Vaccine and Infectious Disease Division, Fred Hutchinson Cancer Research Center, Seattle, WA 98109.
Molecular and Cellular Biology Graduate Program, University of Washington, Seattle, WA 98195.
J Immunol. 2021 Feb 1;206(3):455-462. doi: 10.4049/jimmunol.2000937.
Memory T cells (T) rapidly mount Ag-specific responses during pathogen reencounter. However, T also respond to inflammatory cues in the absence of an activating TCR signal, a phenomenon termed bystander activation. Although bystander activation was first described over 20 years ago, the physiological relevance and the consequences of T cell bystander activation have only become more evident in recent years. In this review, we discuss the scenarios that trigger CD8 T bystander activation including acute and chronic infections that are either systemic or localized, as well as evidence for bystander CD8 T within tumors and following vaccination. We summarize the possible consequences of bystander activation for the T cell itself, the subsequent immune response, and the host. We highlight when T cell bystander activation appears to benefit or harm the host and briefly discuss our current knowledge gaps regarding regulatory signals that can control bystander activation.
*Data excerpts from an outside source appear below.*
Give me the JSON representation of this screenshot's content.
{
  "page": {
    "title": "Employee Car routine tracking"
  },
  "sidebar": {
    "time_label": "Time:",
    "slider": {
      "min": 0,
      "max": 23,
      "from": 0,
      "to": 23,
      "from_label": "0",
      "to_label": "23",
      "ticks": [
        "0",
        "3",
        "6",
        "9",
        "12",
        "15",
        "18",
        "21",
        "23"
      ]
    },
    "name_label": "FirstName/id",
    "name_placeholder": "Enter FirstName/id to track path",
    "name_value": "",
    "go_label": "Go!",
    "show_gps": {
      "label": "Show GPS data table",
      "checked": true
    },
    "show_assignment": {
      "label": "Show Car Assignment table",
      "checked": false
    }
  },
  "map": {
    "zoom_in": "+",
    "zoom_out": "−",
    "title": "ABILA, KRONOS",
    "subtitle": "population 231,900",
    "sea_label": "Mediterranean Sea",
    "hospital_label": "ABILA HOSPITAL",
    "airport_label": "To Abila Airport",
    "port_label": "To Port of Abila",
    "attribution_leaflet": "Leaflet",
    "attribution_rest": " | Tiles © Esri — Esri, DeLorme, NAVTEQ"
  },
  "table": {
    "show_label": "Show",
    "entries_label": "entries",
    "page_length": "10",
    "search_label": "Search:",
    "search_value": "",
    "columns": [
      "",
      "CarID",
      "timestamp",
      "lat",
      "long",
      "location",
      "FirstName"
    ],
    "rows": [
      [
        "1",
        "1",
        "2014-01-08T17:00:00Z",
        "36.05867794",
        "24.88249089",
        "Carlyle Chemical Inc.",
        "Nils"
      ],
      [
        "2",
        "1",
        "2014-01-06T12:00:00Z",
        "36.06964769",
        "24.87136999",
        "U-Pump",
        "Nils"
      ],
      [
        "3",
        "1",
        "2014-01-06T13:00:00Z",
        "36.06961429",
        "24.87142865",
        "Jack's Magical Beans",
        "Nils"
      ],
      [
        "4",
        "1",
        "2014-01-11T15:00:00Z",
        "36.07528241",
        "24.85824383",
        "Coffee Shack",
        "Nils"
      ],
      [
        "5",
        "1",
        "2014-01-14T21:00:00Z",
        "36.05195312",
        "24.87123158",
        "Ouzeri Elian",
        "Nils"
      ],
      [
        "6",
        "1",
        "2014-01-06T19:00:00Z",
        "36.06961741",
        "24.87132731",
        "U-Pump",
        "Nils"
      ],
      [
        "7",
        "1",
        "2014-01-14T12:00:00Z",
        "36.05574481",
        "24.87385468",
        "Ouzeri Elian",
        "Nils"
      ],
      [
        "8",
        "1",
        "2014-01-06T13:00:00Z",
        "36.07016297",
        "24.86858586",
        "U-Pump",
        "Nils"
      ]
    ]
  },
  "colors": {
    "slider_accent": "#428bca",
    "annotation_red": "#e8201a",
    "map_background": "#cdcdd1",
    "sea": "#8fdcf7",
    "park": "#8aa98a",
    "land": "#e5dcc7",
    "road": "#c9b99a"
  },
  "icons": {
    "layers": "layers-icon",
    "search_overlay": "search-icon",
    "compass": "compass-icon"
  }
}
记忆 T 细胞(T 细胞)在病原体再次入侵时会迅速产生针对特定抗原的反应。然而,T 细胞也会在没有激活 TCR 信号的情况下对炎症信号做出反应,这种现象被称为旁观者激活。尽管旁观者激活现象早在 20 多年前就已被描述,但 T 细胞旁观者激活的生理相关性及其后果近年来才变得更加明显。在这篇综述中,我们讨论了触发 CD8 T 细胞旁观者激活的情况,包括全身性或局部的急性和慢性感染,以及在肿瘤和接种疫苗后 CD8 T 细胞旁观者激活的证据。我们总结了旁观者激活对 T 细胞本身、随后的免疫反应和宿主可能产生的后果。我们强调了 T 细胞旁观者激活何时似乎对宿主有益或有害,并简要讨论了我们目前在可以控制旁观者激活的调节信号方面的知识空白。